At some point, I said goodbye to Madison O'Neill, Steven Harrison and Kimberly Smith and headed for the railroad tracks with a carton of eggs and Danny Hibner. He had brown feathered hair and a white washed blue jean jacket with holes in the elbows and was in my grade at school. He lived right around the corner from me and would ride his skateboard down the sidewalk to my house just to see if I was home. The train tracks were a half a mile from where we lived and we would sit on the grassy hill and throw eggs at the train as it went by. It was also the same spot where the trouble makers hung out. You see, Danny and I were part of this group that would always help out people that were being picked on. We were called the Fabulous Four. The group originated in response to my older sister running her mouth at the wrong people (something she hasn't quite learned how to stop doing). She'd get picked on, pushed down, and bullied...mostly at school. It happened so much that she finally would just shout out 'go get the Fabulous Four' at recess as she was being shoved into the ground. I'd rally the troops and we would come to her rescue. We saved her from Shelly Hanson, the babysitters daughter who jumped on her back with a horse whip after my sister flipped her off...the playground bully, Pam Speck, who I gave a bloody nose to and landed in the principal's office for the afternoon and Robby Guilina who, really, was just an ass. Luckily for my sister and I, we moved a lot, but there never seemed to be a shortage of mean people and at the time, I had a lot of aggression to work out. But I never lost the protective nature for the people I love. With that said, I am not spending my afternoons in the principal's office anymore but I am still standing up fiercely for those in my little circle...mostly with words, thank god.
And still, I am finding that years later, there is no shortage of assholes out there. Maybe I am one of them sometimes. Maybe you are too. We all can be, but I have a tendency to look at the overall picture when it comes to assholeness. A sliding scale of how mean people are. Now I know I am probably not the best judge of this as it is well known to the people who know me well that I am a bit of a sensitive girl. I personalize, overthink and process everything you say to me...sometimes for hours on end.

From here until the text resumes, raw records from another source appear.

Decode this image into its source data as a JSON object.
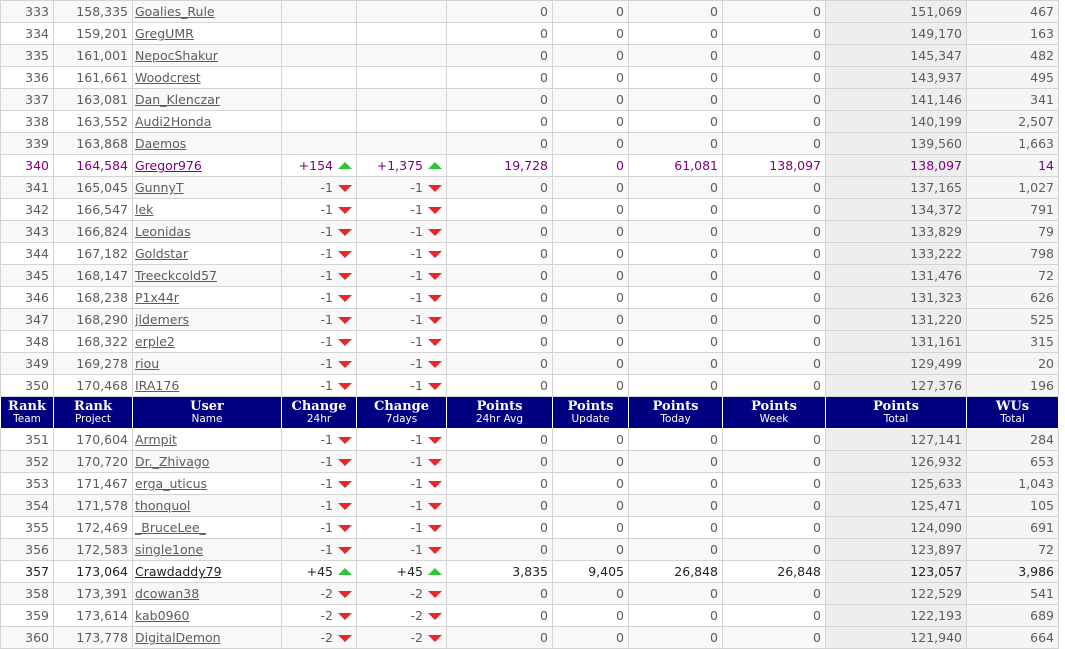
{
  "header": {
    "rank_team": {
      "main": "Rank",
      "sub": "Team"
    },
    "rank_project": {
      "main": "Rank",
      "sub": "Project"
    },
    "user": {
      "main": "User",
      "sub": "Name"
    },
    "change_24hr": {
      "main": "Change",
      "sub": "24hr"
    },
    "change_7days": {
      "main": "Change",
      "sub": "7days"
    },
    "points_avg": {
      "main": "Points",
      "sub": "24hr Avg"
    },
    "points_update": {
      "main": "Points",
      "sub": "Update"
    },
    "points_today": {
      "main": "Points",
      "sub": "Today"
    },
    "points_week": {
      "main": "Points",
      "sub": "Week"
    },
    "points_total": {
      "main": "Points",
      "sub": "Total"
    },
    "wus_total": {
      "main": "WUs",
      "sub": "Total"
    }
  },
  "colors": {
    "header_bg": "#000080",
    "highlight_text": "#800080",
    "arrow_down": "#e8262c",
    "arrow_up": "#2ec73a"
  },
  "rows_a": [
    {
      "rank": "333",
      "project": "158,335",
      "user": "Goalies_Rule",
      "c24": "",
      "d24": "",
      "c7": "",
      "d7": "",
      "avg": "0",
      "update": "0",
      "today": "0",
      "week": "0",
      "total": "151,069",
      "wus": "467"
    },
    {
      "rank": "334",
      "project": "159,201",
      "user": "GregUMR",
      "c24": "",
      "d24": "",
      "c7": "",
      "d7": "",
      "avg": "0",
      "update": "0",
      "today": "0",
      "week": "0",
      "total": "149,170",
      "wus": "163"
    },
    {
      "rank": "335",
      "project": "161,001",
      "user": "NepocShakur",
      "c24": "",
      "d24": "",
      "c7": "",
      "d7": "",
      "avg": "0",
      "update": "0",
      "today": "0",
      "week": "0",
      "total": "145,347",
      "wus": "482"
    },
    {
      "rank": "336",
      "project": "161,661",
      "user": "Woodcrest",
      "c24": "",
      "d24": "",
      "c7": "",
      "d7": "",
      "avg": "0",
      "update": "0",
      "today": "0",
      "week": "0",
      "total": "143,937",
      "wus": "495"
    },
    {
      "rank": "337",
      "project": "163,081",
      "user": "Dan_Klenczar",
      "c24": "",
      "d24": "",
      "c7": "",
      "d7": "",
      "avg": "0",
      "update": "0",
      "today": "0",
      "week": "0",
      "total": "141,146",
      "wus": "341"
    },
    {
      "rank": "338",
      "project": "163,552",
      "user": "Audi2Honda",
      "c24": "",
      "d24": "",
      "c7": "",
      "d7": "",
      "avg": "0",
      "update": "0",
      "today": "0",
      "week": "0",
      "total": "140,199",
      "wus": "2,507"
    },
    {
      "rank": "339",
      "project": "163,868",
      "user": "Daemos",
      "c24": "",
      "d24": "",
      "c7": "",
      "d7": "",
      "avg": "0",
      "update": "0",
      "today": "0",
      "week": "0",
      "total": "139,560",
      "wus": "1,663"
    },
    {
      "rank": "340",
      "project": "164,584",
      "user": "Gregor976",
      "c24": "+154",
      "d24": "up",
      "c7": "+1,375",
      "d7": "up",
      "avg": "19,728",
      "update": "0",
      "today": "61,081",
      "week": "138,097",
      "total": "138,097",
      "wus": "14",
      "cls": "hl"
    },
    {
      "rank": "341",
      "project": "165,045",
      "user": "GunnyT",
      "c24": "-1",
      "d24": "down",
      "c7": "-1",
      "d7": "down",
      "avg": "0",
      "update": "0",
      "today": "0",
      "week": "0",
      "total": "137,165",
      "wus": "1,027"
    },
    {
      "rank": "342",
      "project": "166,547",
      "user": "lek",
      "c24": "-1",
      "d24": "down",
      "c7": "-1",
      "d7": "down",
      "avg": "0",
      "update": "0",
      "today": "0",
      "week": "0",
      "total": "134,372",
      "wus": "791"
    },
    {
      "rank": "343",
      "project": "166,824",
      "user": "Leonidas",
      "c24": "-1",
      "d24": "down",
      "c7": "-1",
      "d7": "down",
      "avg": "0",
      "update": "0",
      "today": "0",
      "week": "0",
      "total": "133,829",
      "wus": "79"
    },
    {
      "rank": "344",
      "project": "167,182",
      "user": "Goldstar",
      "c24": "-1",
      "d24": "down",
      "c7": "-1",
      "d7": "down",
      "avg": "0",
      "update": "0",
      "today": "0",
      "week": "0",
      "total": "133,222",
      "wus": "798"
    },
    {
      "rank": "345",
      "project": "168,147",
      "user": "Treeckcold57",
      "c24": "-1",
      "d24": "down",
      "c7": "-1",
      "d7": "down",
      "avg": "0",
      "update": "0",
      "today": "0",
      "week": "0",
      "total": "131,476",
      "wus": "72"
    },
    {
      "rank": "346",
      "project": "168,238",
      "user": "P1x44r",
      "c24": "-1",
      "d24": "down",
      "c7": "-1",
      "d7": "down",
      "avg": "0",
      "update": "0",
      "today": "0",
      "week": "0",
      "total": "131,323",
      "wus": "626"
    },
    {
      "rank": "347",
      "project": "168,290",
      "user": "jldemers",
      "c24": "-1",
      "d24": "down",
      "c7": "-1",
      "d7": "down",
      "avg": "0",
      "update": "0",
      "today": "0",
      "week": "0",
      "total": "131,220",
      "wus": "525"
    },
    {
      "rank": "348",
      "project": "168,322",
      "user": "erple2",
      "c24": "-1",
      "d24": "down",
      "c7": "-1",
      "d7": "down",
      "avg": "0",
      "update": "0",
      "today": "0",
      "week": "0",
      "total": "131,161",
      "wus": "315"
    },
    {
      "rank": "349",
      "project": "169,278",
      "user": "riou",
      "c24": "-1",
      "d24": "down",
      "c7": "-1",
      "d7": "down",
      "avg": "0",
      "update": "0",
      "today": "0",
      "week": "0",
      "total": "129,499",
      "wus": "20"
    },
    {
      "rank": "350",
      "project": "170,468",
      "user": "IRA176",
      "c24": "-1",
      "d24": "down",
      "c7": "-1",
      "d7": "down",
      "avg": "0",
      "update": "0",
      "today": "0",
      "week": "0",
      "total": "127,376",
      "wus": "196"
    }
  ],
  "rows_b": [
    {
      "rank": "351",
      "project": "170,604",
      "user": "Armpit",
      "c24": "-1",
      "d24": "down",
      "c7": "-1",
      "d7": "down",
      "avg": "0",
      "update": "0",
      "today": "0",
      "week": "0",
      "total": "127,141",
      "wus": "284"
    },
    {
      "rank": "352",
      "project": "170,720",
      "user": "Dr._Zhivago",
      "c24": "-1",
      "d24": "down",
      "c7": "-1",
      "d7": "down",
      "avg": "0",
      "update": "0",
      "today": "0",
      "week": "0",
      "total": "126,932",
      "wus": "653"
    },
    {
      "rank": "353",
      "project": "171,467",
      "user": "erga_uticus",
      "c24": "-1",
      "d24": "down",
      "c7": "-1",
      "d7": "down",
      "avg": "0",
      "update": "0",
      "today": "0",
      "week": "0",
      "total": "125,633",
      "wus": "1,043"
    },
    {
      "rank": "354",
      "project": "171,578",
      "user": "thonquol",
      "c24": "-1",
      "d24": "down",
      "c7": "-1",
      "d7": "down",
      "avg": "0",
      "update": "0",
      "today": "0",
      "week": "0",
      "total": "125,471",
      "wus": "105"
    },
    {
      "rank": "355",
      "project": "172,469",
      "user": "_BruceLee_",
      "c24": "-1",
      "d24": "down",
      "c7": "-1",
      "d7": "down",
      "avg": "0",
      "update": "0",
      "today": "0",
      "week": "0",
      "total": "124,090",
      "wus": "691"
    },
    {
      "rank": "356",
      "project": "172,583",
      "user": "single1one",
      "c24": "-1",
      "d24": "down",
      "c7": "-1",
      "d7": "down",
      "avg": "0",
      "update": "0",
      "today": "0",
      "week": "0",
      "total": "123,897",
      "wus": "72"
    },
    {
      "rank": "357",
      "project": "173,064",
      "user": "Crawdaddy79",
      "c24": "+45",
      "d24": "up",
      "c7": "+45",
      "d7": "up",
      "avg": "3,835",
      "update": "9,405",
      "today": "26,848",
      "week": "26,848",
      "total": "123,057",
      "wus": "3,986",
      "cls": "dark"
    },
    {
      "rank": "358",
      "project": "173,391",
      "user": "dcowan38",
      "c24": "-2",
      "d24": "down",
      "c7": "-2",
      "d7": "down",
      "avg": "0",
      "update": "0",
      "today": "0",
      "week": "0",
      "total": "122,529",
      "wus": "541"
    },
    {
      "rank": "359",
      "project": "173,614",
      "user": "kab0960",
      "c24": "-2",
      "d24": "down",
      "c7": "-2",
      "d7": "down",
      "avg": "0",
      "update": "0",
      "today": "0",
      "week": "0",
      "total": "122,193",
      "wus": "689"
    },
    {
      "rank": "360",
      "project": "173,778",
      "user": "DigitalDemon",
      "c24": "-2",
      "d24": "down",
      "c7": "-2",
      "d7": "down",
      "avg": "0",
      "update": "0",
      "today": "0",
      "week": "0",
      "total": "121,940",
      "wus": "664"
    }
  ]
}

I write stories of how things will turn out before we even have experienced chapter two. Or three. I have conversations with you in my head about situations that have never happened...maybe they never will...but I am prepared either way. My whole existence is based on feelings and if something doesn't 'feel' right to me, it most likely isn't (I mean after I spend half of the day overthinking it anyway). So when someone comes into my little world and isn't being nice, everything feels disrupted. I don't understand it. I don't like it. I don't entertain it. And I will build my walls to protect me, my friends, my love, and my children so that they don't have to experience you being an asshole either. Seems fair.
And I know you do the same. I feel it from you. The protective side you have that acts like a shield in our little world we are living in. The strong arms that never seem to not have me wrapped up in them. The words you give me. The words you give others. The peace. The sanity. The love. And for all of this, I am grateful to be creating something with someone that is as protective as I am.
And that is the key, right? To have a Fabulous Four to defend against the Pam Specks of the world. And the Robby Guilinos. And the people that just can't seem to mind their own business. And the people that bring drama into your little world. The bullies. The mean people. The assholes.
In the meantime, put on your WonderWoman bracelets. There is no shortage of mean people headed your way.
I should know. I have overthought it to death.